B.S. bs27975.2 at gmail.com
Sun Oct 23 09:00:40 EDT 2016



On 10/23/2016 04:30 AM, Chris Irwin wrote:
> On Fri, Oct 21, 2016 at 06:09:44PM -0400, B.S. wrote:
.
.
.
> It isn't prevalent because it isn't practical.

Of course it is. (And any backup centric person would deem it a 
requirement - how do you test the backup, or determine how much of a 
degraded backup is trustworthy?)

> But note that those are just shorcuts for convenience. ...

I appreciate all that you have said.
(Snipped for brevity, but lots of very good stuff.)

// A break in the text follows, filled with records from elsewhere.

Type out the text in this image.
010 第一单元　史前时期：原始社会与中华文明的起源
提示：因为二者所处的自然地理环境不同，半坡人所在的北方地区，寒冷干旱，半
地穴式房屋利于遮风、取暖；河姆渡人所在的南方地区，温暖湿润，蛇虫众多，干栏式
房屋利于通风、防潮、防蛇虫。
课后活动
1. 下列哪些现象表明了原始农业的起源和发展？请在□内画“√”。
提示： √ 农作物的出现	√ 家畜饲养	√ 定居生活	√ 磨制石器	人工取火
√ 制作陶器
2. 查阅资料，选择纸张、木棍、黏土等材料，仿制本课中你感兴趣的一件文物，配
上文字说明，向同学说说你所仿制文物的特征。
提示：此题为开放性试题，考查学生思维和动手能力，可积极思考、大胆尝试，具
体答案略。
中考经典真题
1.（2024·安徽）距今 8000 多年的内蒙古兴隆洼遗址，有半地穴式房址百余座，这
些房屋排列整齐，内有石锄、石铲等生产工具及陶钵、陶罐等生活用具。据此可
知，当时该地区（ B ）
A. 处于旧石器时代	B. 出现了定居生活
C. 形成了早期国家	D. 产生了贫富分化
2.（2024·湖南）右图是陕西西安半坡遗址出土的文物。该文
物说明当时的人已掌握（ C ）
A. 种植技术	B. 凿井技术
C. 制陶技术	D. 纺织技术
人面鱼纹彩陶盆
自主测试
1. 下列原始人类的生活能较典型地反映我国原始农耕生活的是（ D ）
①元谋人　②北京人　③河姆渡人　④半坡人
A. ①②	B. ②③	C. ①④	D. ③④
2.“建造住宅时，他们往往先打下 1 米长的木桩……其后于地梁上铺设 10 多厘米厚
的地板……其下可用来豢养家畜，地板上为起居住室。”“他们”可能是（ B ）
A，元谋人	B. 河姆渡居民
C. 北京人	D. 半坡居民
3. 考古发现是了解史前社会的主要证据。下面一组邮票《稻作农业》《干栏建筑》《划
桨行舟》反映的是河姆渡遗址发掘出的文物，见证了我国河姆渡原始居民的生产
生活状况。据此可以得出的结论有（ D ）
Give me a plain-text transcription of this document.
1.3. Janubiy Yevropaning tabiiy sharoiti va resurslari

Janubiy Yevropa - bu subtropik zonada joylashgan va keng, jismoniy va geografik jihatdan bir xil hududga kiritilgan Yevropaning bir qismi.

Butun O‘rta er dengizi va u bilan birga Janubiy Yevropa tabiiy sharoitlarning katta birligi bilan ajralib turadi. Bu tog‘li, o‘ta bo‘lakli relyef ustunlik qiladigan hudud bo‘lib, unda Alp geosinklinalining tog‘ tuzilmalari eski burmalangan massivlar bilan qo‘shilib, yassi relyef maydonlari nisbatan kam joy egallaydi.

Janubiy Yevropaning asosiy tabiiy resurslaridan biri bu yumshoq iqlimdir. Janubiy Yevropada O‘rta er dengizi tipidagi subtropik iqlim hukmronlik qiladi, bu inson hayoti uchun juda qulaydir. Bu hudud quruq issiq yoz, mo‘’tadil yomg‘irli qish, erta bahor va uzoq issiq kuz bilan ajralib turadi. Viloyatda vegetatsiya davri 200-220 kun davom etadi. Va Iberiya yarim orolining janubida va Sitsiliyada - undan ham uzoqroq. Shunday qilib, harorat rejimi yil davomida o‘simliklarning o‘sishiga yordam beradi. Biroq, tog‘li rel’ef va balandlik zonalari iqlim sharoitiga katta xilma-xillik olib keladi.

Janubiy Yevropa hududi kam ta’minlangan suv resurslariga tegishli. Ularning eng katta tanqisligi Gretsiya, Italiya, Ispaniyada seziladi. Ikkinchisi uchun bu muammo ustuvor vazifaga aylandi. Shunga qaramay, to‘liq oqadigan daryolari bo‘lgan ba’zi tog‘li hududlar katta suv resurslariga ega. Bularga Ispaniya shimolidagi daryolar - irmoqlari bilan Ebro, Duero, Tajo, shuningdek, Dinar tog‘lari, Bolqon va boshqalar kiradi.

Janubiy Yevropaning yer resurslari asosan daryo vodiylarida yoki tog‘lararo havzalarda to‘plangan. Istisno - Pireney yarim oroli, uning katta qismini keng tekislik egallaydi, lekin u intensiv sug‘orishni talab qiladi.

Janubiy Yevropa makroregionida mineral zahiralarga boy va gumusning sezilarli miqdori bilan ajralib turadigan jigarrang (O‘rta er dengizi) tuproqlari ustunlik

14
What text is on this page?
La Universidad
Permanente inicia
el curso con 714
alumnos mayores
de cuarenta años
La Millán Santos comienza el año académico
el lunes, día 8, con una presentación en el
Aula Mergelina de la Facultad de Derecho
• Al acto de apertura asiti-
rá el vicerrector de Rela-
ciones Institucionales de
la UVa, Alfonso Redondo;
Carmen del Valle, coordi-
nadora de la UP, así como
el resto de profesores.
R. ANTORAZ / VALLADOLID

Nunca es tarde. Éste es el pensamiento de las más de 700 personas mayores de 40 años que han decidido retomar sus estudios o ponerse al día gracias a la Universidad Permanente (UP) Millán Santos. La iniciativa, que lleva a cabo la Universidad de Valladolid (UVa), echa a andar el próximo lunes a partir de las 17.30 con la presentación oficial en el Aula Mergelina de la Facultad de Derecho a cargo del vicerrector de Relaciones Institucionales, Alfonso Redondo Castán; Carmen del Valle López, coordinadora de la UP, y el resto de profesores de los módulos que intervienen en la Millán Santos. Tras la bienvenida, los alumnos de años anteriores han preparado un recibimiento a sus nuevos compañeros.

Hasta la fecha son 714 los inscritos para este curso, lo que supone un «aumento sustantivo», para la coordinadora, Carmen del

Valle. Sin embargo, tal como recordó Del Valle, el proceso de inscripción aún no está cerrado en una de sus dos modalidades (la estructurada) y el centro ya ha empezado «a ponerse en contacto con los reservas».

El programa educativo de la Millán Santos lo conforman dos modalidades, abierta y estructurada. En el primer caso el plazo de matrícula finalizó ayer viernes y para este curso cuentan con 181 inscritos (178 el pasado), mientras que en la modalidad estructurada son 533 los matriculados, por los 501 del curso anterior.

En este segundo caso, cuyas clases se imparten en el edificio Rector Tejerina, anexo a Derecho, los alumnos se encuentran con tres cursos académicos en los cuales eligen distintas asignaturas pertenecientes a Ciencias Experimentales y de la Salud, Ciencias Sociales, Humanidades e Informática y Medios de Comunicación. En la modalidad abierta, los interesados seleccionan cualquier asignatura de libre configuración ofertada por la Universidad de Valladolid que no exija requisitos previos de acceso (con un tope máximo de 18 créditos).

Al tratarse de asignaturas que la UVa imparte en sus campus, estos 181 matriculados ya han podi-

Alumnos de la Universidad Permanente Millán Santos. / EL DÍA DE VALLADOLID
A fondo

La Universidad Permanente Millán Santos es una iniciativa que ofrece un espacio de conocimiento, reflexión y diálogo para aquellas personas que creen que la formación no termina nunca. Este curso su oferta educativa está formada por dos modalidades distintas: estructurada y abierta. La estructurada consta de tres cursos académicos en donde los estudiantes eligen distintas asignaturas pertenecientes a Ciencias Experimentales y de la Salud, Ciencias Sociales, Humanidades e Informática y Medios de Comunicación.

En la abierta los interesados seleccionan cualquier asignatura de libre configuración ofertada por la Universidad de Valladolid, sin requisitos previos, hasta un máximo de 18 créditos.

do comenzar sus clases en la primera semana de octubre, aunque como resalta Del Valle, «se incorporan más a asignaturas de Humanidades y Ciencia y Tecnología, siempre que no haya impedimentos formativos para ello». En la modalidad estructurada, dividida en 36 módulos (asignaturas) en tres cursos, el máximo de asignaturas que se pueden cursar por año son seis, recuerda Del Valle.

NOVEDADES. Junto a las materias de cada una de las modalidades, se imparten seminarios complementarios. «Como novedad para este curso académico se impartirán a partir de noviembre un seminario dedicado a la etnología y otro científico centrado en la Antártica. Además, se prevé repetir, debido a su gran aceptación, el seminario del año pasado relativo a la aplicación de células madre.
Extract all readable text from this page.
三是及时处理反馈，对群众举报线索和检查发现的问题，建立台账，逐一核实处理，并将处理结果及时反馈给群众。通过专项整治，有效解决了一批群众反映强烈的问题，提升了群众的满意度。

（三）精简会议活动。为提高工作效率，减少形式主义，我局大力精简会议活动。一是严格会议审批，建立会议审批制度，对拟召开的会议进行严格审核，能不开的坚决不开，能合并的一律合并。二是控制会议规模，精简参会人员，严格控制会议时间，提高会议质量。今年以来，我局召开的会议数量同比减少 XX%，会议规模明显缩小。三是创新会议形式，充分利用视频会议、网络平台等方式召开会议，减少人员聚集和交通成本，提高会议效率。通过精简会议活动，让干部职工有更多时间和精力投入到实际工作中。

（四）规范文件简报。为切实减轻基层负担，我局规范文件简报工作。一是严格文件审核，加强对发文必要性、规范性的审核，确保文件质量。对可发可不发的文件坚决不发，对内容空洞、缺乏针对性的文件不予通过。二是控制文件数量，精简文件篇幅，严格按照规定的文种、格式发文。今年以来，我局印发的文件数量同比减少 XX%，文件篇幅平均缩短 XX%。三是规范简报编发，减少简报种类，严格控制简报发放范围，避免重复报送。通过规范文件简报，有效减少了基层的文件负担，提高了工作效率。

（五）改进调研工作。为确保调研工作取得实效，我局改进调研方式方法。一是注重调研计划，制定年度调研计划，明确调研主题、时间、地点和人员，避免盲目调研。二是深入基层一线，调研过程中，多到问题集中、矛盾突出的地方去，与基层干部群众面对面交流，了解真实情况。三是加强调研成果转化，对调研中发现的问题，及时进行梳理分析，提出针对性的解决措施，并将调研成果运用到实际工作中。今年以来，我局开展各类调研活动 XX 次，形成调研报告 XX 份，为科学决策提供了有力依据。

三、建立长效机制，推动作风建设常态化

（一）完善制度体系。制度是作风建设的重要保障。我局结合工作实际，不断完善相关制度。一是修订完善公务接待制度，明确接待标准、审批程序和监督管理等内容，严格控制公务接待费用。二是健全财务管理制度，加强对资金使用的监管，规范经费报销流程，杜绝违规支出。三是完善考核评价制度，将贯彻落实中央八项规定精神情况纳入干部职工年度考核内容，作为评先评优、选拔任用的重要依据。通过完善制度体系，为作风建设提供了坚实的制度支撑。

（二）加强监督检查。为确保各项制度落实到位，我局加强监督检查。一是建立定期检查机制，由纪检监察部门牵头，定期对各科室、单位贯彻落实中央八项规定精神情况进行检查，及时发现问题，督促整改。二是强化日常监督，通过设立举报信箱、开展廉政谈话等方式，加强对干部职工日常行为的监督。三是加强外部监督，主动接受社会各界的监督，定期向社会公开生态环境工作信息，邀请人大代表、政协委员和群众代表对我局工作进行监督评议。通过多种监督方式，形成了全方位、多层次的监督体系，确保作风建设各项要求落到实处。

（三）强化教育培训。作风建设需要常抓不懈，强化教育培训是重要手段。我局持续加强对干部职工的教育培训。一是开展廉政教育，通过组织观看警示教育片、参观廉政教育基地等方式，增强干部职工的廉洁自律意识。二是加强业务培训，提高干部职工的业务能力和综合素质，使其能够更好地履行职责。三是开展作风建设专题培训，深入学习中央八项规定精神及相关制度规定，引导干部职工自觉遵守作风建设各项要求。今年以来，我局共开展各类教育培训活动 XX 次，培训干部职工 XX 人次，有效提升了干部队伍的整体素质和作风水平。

tar -cf mytar.tar --in-command="gzip @" -
(if --in-command existed)

or (mixing OS') gzip @filelist | tar -cf mytar.tar -

- Sadly, losing filesytem info in the process, like filenames and metadata.

Unlike 'gzip @filelist ; tar -cf mytar.tar @filelist'

Would be just as practical as the rest.

>> The question is: With a damaged tar file, and the day -will- come, how
>> do you know which files within what remains are good and which ones
>> are damaged? (It's unlikely to be all of them.)
>
> You don't. You throw the damaged file away, then you restore a good copy
> from a backup.

<sigh>

The scenario I'm envisioning is that this IS the backup file from long 
term storage, that has degraded over time.

- which, for anyone who never used magtape (tar = Tape ARchive, after 
all), sometimes seemed like 'long term' was a whole 2 weeks ago.


I do understand / appreciate the ecosystem - just curious that 
individual file validation, especially if tar's have any level of 
fragility at all, isn't much mentioned.